Berdasarkan informasi dari laman Kemenag Sulteng, telur sudah mulai diperkenalkan sebagai elemen istimewa pada Paskah oleh gereja Ortodoks di abad ke-13.
Alasannya, telur merupakan lambang kehidupan baru yang dinilai selaras dengan pesan kebangkitan Yesus Kristus.
Telur yang menetas menjadi simbol munculnya kehidupan baru, pengingat akan harapan yang dibawa oleh kebangkitan-Nya.
Selain itu, telur juga dinilai memiliki pesan universal.

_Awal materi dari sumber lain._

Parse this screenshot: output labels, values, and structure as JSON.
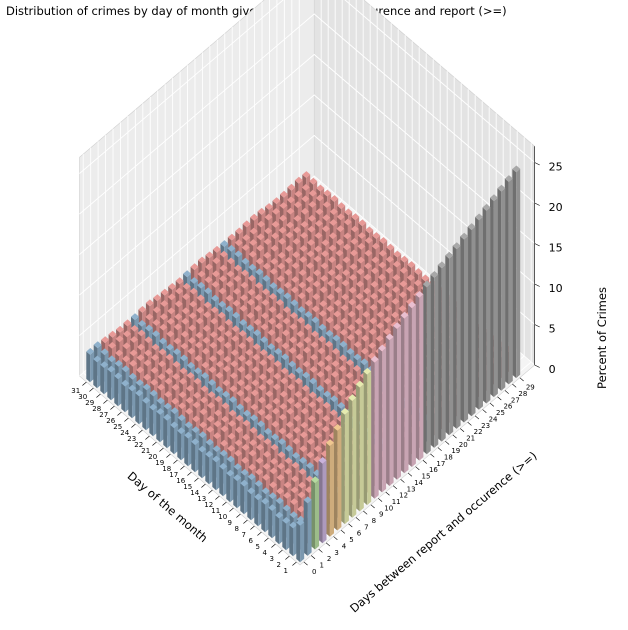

Telur yang kayak protein dan mudah ditemukan serta dikonsumsi oleh berbagai kalangan, mempertegas bahwa Kristus memberikan kasih dan keselatan kepada semua orang, tanpa terkecuali.
2. Makna Cangkang Telur
Dalam budaya Kristen Ortodoks, perebusan telur saat Paskah menjadi lambang makam Kristus yang menutupi tubuh Yesus, sebagaimana dikutip dari website GKJ Bekasi.
Cangkang telur yang retak dan terbuka setelah direbus dianggap sebagai simbol kebangkitan Yesus Kristus.
3. Awal Mula Tradisi Menghias Telur Paskah
Telur Paskah seringkali dihias dengan menggunakan aneka warna hingga dilengkap dengan hiasan-hiasan lucu.
Namun rupanya, di awal tradisi menghias telur, warna yang digunakan yakni merah.
Saat itu telur Paskah hanya dihias dengan warna merah yang melambangkan darah Kristus yang tumpah demi menebus dosa umat manusia.
Seiring berjalannya waktu, tradisi menghias telur Paskah ini pun berkembang, salah satunya dengan menggunakan beragam warna dan motif-motif lucu.
Selain merah, Telur Paskah juga sering kali dihias dengan warna biru atau kuning.